I was further illegally denied legal representation in the High Court in the UK on 23rd June 2010 (in a… malicious prosecution brought by Johnson) by the same sidekick of Lord Justice May who was present when I made my… own ‘landmark’ ruling on Contempt of Court in the High Court in December 2008 (when I was not threatened with any alleged Contempt of Court) before he then tried to threaten me with Contempt of Court on 21st June 2010 when I was legally ‘blowing the whistle’ while under oath on the witness stand before the Judge left the court instead, because I was unmoved.
The Judge didn’t want to produce the actual recording from December 2008 of what I said in one sentence that was my own, and very real ‘landmark’ Contempt of Court… ruling.
(The 23rd June 2010 was also the same day the for example Australian Labour PM Rudd flipped to become Foreign Secretary)

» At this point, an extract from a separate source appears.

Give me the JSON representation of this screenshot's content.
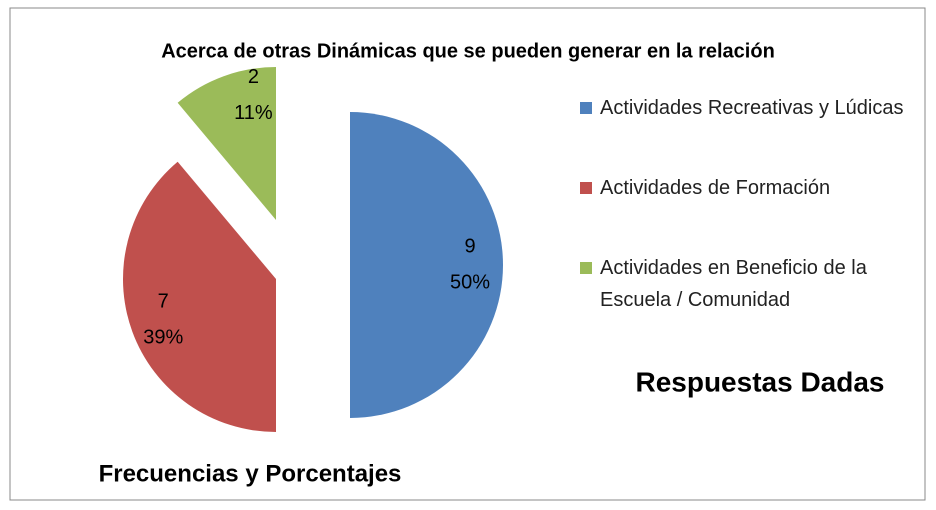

It turned out a Paul Harris SC who works for Doughty (supposedly in Hong Kong) who I had never actually met or instructed before he was imposed on me, and purported to briefly represent me, had failed to disclose his very serious ‘conflict of interest’ (before he too illegally tried to stop me ‘blowing the whistle’ while on the witness stand in the High Court on June 21st 2010 before I ‘won’ the malicious prosecution brought against me by Johnson using the false pretext of ‘trespass’ in the Court of Appeal, before Johnson set about round two (that could not logically have had anything to do with me) and was while Brian was in Germany, including in hospital. However the legal reality is while Johnson was grandstanding about having ‘round two’ (while Brian was in Germany) I had in reality ‘won’ a different HQ11X00563 in January 2011 which was fronted by Westminster Council but involved Johnson et al too (long before 4th May 2012 when Johnson and Livingstone had done the rounds about another Mayoral election which I do not even personally remember because I was being subjected to so much state violence) I remember shortly afterwards, that one of Johnson’s now former wives from his harem, not only posed as a ‘human rights’ lawyer defending him (his latest partner was at that time posing as yet another ‘adviser’) when she gave her ten pence worth in the London Evening Standard on the 18th May 2012, about the political distraction of new legislation being very violently against me, at that time, by her own partner, Johnson. (I just responded that if the now another former partner of Johnson was a real human rights lawyer, she wouldn’t want to see people being arrested and lose their jobs because they peacefully opposed politicians) The former and current members of Johnson’s harem did know the distraction of the ‘new’ legislation (after ss 132-138 SOCPA 2005) only happened because Johnson was responsible for the premeditated political torture and attempted murder of me to further his own political career. The former Australian Labour PM & FM Rudd also undeniably knew his partner only collected a $1.4 billion dollar brown envelope from the British Tories while… Rudd was himself in public office, because they both agreed to illegally cover up the premeditated political torture and attempted murder of me, which was the worst kept ‘secret’ in ‘Westminster Village’.
I have nevertheless established an important universal legal precedent or two.